Bright Futures is a multi-year program meant to support Park City High School’s first-generation students. It helps them graduate high school, prepare for college and support them through post-secondary education.
The program has existed for over a decade. It originally focused on a small group of students with high aspirations who self-selected to join the program.
That’s changed this year. The Park City Education Foundation has expanded the program. Now, every first-generation student at Park City High can opt in during registration. About 210 students are participating in the program this year.
With the help of foundation funds, the high school hired a new counselor who is solely focused on supporting those students. Pepper Elliot, who worked in the district for 10 years as a scholarship advisor, holds the new position.
“I'm there full time to help support our first-generation students,” she said on KPCW’s “Local News Hour” Sept. 16. “I get to meet with each student one-on-one to plan out, you know, future plans that match their goals and their strengths for college or career trade school, whatever it is that they're interested in doing.”
Elliot is hosting weekly meetings with first-generation students to discuss college and career options as well as financial aid.

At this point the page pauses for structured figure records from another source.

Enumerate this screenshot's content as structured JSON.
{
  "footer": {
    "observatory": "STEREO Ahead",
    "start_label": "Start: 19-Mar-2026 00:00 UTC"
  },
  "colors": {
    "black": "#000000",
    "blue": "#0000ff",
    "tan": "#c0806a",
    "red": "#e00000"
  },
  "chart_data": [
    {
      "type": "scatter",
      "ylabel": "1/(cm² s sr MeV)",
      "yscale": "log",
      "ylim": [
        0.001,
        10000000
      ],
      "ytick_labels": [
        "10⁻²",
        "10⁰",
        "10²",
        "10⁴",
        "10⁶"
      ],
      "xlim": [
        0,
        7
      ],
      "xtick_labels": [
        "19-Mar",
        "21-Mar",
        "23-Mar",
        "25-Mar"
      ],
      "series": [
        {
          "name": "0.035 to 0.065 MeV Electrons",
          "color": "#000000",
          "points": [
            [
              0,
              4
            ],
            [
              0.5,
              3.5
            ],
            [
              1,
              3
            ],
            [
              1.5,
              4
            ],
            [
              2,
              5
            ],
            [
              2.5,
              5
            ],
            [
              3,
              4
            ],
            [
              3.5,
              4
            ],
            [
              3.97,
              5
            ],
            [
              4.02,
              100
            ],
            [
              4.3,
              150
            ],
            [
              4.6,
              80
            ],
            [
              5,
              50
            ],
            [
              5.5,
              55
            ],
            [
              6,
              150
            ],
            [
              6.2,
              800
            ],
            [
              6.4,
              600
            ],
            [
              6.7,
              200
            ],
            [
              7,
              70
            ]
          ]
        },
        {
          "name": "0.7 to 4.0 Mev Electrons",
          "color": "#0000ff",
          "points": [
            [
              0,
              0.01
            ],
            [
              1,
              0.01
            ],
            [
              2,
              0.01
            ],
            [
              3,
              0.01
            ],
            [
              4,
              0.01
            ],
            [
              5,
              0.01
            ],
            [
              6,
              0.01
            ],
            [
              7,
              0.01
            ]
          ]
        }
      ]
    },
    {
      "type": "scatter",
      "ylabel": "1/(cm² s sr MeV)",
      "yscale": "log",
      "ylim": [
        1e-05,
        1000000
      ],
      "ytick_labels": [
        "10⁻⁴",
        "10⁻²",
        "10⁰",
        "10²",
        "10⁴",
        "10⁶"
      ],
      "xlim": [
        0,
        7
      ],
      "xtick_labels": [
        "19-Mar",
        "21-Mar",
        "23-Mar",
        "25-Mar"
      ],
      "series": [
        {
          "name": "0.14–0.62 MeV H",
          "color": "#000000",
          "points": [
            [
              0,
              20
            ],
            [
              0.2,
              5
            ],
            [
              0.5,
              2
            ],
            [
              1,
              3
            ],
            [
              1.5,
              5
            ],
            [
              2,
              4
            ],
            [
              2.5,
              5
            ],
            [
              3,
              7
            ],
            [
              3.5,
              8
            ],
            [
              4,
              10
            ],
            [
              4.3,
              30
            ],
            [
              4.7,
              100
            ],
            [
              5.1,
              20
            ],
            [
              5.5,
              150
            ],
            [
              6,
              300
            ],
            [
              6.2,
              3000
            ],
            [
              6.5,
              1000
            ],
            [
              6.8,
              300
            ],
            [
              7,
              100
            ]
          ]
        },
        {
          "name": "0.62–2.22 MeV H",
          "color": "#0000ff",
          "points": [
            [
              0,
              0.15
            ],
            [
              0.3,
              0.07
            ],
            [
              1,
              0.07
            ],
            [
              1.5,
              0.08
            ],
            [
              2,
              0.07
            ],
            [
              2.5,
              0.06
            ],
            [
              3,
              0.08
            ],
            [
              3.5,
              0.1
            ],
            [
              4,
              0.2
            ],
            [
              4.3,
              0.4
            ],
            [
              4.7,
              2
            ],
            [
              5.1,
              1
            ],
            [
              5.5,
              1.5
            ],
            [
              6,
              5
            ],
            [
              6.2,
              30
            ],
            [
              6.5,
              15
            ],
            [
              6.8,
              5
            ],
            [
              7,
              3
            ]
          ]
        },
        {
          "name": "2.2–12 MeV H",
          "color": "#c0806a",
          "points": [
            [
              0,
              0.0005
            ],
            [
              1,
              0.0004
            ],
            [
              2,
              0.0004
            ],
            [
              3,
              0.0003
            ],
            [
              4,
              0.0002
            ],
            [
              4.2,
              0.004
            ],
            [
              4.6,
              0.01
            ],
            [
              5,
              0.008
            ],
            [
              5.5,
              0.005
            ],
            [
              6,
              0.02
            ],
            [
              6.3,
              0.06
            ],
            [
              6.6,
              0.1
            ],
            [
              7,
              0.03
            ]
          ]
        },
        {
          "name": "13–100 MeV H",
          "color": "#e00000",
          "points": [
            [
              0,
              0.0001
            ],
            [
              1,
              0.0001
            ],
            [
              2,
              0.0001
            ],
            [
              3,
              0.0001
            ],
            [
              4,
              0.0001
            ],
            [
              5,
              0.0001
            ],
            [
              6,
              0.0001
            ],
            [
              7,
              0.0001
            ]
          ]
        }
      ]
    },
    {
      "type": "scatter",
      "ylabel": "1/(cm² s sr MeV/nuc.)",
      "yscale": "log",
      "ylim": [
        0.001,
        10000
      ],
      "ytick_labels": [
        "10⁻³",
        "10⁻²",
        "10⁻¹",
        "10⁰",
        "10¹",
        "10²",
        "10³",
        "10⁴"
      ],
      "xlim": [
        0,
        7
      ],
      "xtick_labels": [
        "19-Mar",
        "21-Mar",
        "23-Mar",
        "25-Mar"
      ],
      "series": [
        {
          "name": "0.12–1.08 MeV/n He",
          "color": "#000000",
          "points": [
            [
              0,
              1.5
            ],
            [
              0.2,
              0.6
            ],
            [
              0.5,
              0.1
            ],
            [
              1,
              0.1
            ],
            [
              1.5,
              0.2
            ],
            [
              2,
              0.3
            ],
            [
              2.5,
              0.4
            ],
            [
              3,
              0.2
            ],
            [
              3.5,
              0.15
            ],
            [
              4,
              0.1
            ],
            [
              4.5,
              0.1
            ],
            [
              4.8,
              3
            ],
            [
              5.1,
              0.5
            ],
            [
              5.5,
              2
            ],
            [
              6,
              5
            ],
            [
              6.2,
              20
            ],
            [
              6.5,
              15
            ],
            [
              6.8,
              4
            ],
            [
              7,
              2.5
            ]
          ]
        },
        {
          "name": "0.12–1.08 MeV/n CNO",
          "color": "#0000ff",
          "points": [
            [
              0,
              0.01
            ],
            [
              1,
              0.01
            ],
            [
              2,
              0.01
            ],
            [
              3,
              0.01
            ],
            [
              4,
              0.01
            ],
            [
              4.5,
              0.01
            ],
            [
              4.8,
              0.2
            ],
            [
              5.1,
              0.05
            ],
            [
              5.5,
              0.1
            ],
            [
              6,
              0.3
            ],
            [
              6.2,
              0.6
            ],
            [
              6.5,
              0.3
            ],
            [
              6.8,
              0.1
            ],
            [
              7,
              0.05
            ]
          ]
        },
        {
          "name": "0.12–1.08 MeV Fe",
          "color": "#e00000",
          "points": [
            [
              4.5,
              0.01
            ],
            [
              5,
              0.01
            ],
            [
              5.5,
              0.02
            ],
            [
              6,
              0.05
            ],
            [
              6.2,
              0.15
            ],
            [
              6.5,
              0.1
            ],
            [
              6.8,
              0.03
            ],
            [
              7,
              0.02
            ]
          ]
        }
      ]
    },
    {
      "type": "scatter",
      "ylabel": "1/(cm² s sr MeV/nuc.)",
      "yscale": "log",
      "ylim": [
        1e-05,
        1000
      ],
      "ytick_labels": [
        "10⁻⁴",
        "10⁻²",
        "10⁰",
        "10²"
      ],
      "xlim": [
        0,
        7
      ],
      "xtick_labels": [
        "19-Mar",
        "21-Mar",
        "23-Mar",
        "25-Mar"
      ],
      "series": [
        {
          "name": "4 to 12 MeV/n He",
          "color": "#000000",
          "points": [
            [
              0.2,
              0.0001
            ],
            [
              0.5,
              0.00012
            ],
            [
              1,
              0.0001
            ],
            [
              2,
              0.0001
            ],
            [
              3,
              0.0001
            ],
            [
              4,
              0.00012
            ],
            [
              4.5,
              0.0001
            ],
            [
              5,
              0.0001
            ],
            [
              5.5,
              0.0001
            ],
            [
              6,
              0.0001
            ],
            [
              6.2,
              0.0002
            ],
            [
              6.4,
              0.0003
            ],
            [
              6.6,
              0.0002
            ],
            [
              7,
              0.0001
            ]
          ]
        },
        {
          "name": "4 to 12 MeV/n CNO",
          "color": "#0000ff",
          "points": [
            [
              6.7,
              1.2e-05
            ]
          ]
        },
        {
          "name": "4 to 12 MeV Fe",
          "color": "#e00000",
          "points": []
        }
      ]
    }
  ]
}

She also plans to take the students on field trips to Utah universities, including Utah State, Utah Valley and the University of Utah.
Education foundation President Ingrid Whitley said the program will still continue past high school as well.

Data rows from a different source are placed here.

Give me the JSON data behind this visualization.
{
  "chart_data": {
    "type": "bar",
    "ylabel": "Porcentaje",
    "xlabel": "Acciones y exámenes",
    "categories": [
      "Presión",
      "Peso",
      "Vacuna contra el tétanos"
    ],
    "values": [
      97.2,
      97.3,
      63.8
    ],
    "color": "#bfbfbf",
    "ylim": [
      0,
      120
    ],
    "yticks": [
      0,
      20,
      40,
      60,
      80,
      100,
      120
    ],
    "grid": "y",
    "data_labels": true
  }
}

“We still have our college program manager, Valeria [Sandoval], on our team, supporting all the students who are currently in post-secondary,” she said.
That includes one-on-one coaching, financial aid and scholarship information, as well as emergency assistance when needed. Whitley said the foundation is considering how to expand post-secondary support to accommodate increased program participation.
But the jump in Bright Futures participation has raised concerns among some of its founders.
In a Jan. 14 letter to the foundation’s board, nine founding sponsors wrote that while the foundation’s changes are admirable, they are not the mission of Bright Futures. They said the additional students will weaken the program’s ability to help college-bound students succeed.
Whitley has said the changes grew out of a strategic planning process undertaken by the staff and board that considered the foundation's work over the past six years.